We take into account the device generation that we studied in the MAGSTEMI trial, the potential advantages that the patient could get from this type of the device is the restoration of the coronary physiology. And also if you, if the device is completely bioabsorbed in the first year, then the risk of device-related adverse events, such as target vessel relation to myocardial infarction or device thrombosis, virtually disappears. So you can recover physiology from the artery, and also you can reduce the the rate of events after one year. The risk for the patients or what we found that is potentially a background of this device, is that more or less 20 or 25% of the patients, or more, one out of four patients, could have a target lesion revascularization due to device restenosis. So with this, with the current device of magnesium, we are finding a higher rate of target lesion revascularization because of restenosis, and we have look up in the study of MAGSTEMI trial, and probably the recoil of the device and the collapse of the device is producing this type of events in some patients.

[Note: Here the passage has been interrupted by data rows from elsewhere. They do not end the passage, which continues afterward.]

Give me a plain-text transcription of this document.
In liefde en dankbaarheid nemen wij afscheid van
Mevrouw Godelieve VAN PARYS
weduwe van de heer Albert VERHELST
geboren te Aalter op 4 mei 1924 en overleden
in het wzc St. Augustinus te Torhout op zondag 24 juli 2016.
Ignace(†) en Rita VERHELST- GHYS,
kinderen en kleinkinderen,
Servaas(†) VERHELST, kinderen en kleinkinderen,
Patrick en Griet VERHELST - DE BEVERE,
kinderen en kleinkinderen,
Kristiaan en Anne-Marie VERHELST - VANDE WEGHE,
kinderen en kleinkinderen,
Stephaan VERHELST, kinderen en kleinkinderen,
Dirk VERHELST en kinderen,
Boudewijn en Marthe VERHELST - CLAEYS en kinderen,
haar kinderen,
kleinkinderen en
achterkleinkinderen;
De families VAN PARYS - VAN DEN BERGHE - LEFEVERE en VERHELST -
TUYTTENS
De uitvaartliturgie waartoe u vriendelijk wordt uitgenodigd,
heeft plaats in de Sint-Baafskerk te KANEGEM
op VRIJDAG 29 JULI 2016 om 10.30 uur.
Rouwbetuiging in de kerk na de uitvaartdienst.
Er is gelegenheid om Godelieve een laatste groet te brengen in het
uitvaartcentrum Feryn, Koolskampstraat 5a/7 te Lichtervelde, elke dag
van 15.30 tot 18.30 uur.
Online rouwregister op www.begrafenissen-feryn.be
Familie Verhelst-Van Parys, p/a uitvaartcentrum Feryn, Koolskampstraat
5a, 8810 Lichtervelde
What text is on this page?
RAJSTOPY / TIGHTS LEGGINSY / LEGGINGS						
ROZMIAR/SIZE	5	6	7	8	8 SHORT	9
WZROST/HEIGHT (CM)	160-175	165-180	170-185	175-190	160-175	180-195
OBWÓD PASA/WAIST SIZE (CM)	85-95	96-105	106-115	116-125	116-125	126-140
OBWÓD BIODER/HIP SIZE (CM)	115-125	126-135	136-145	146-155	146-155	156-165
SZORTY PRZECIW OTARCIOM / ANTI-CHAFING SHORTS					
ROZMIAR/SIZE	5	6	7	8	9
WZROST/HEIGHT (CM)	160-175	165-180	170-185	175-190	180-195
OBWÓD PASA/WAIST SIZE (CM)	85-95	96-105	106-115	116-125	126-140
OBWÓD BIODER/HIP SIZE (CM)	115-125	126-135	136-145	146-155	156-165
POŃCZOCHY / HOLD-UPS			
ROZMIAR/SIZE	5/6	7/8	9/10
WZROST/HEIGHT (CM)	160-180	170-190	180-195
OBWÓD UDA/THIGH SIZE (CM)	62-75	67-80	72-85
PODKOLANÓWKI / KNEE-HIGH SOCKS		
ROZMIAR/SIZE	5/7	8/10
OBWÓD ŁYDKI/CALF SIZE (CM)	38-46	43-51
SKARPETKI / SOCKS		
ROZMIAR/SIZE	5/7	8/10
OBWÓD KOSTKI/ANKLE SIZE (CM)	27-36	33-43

6. What are your take-home messages?
My take-home messages is that correlate with the magnesium-based devices, we can recover or restore the physiology of the vessel. And this was shown in primary endpoint of the MAGSTEMI trial. Unfortunately, we have to acknowledge that there was a higher rate of device-related restenosis, or DRR, at one year. Nevertheless, I still believe that magnesium is a very interesting biomaterial for the stent development, because there was a very low rate of device thrombosis. And there are very interesting preclinical work on the biomaterial of magnesium that it's less thrombogenic when it's compared to polymeric bioresorbable scaffold, or even to current-generation drug-eluting stents. So, the take-home message is that we should move forward this technology, and actually the company that developed this stent, is now studying the next generation of the device in the first month trial. And we believe that with an increase on the radial force of the device, and also in a prolongation of the duration of the device of the bioresorbable life of the device, these disadvantages of higher restenosis rate could be overcome. So it could be an improve in the future for the future innovation and the treatment of patients in the next years.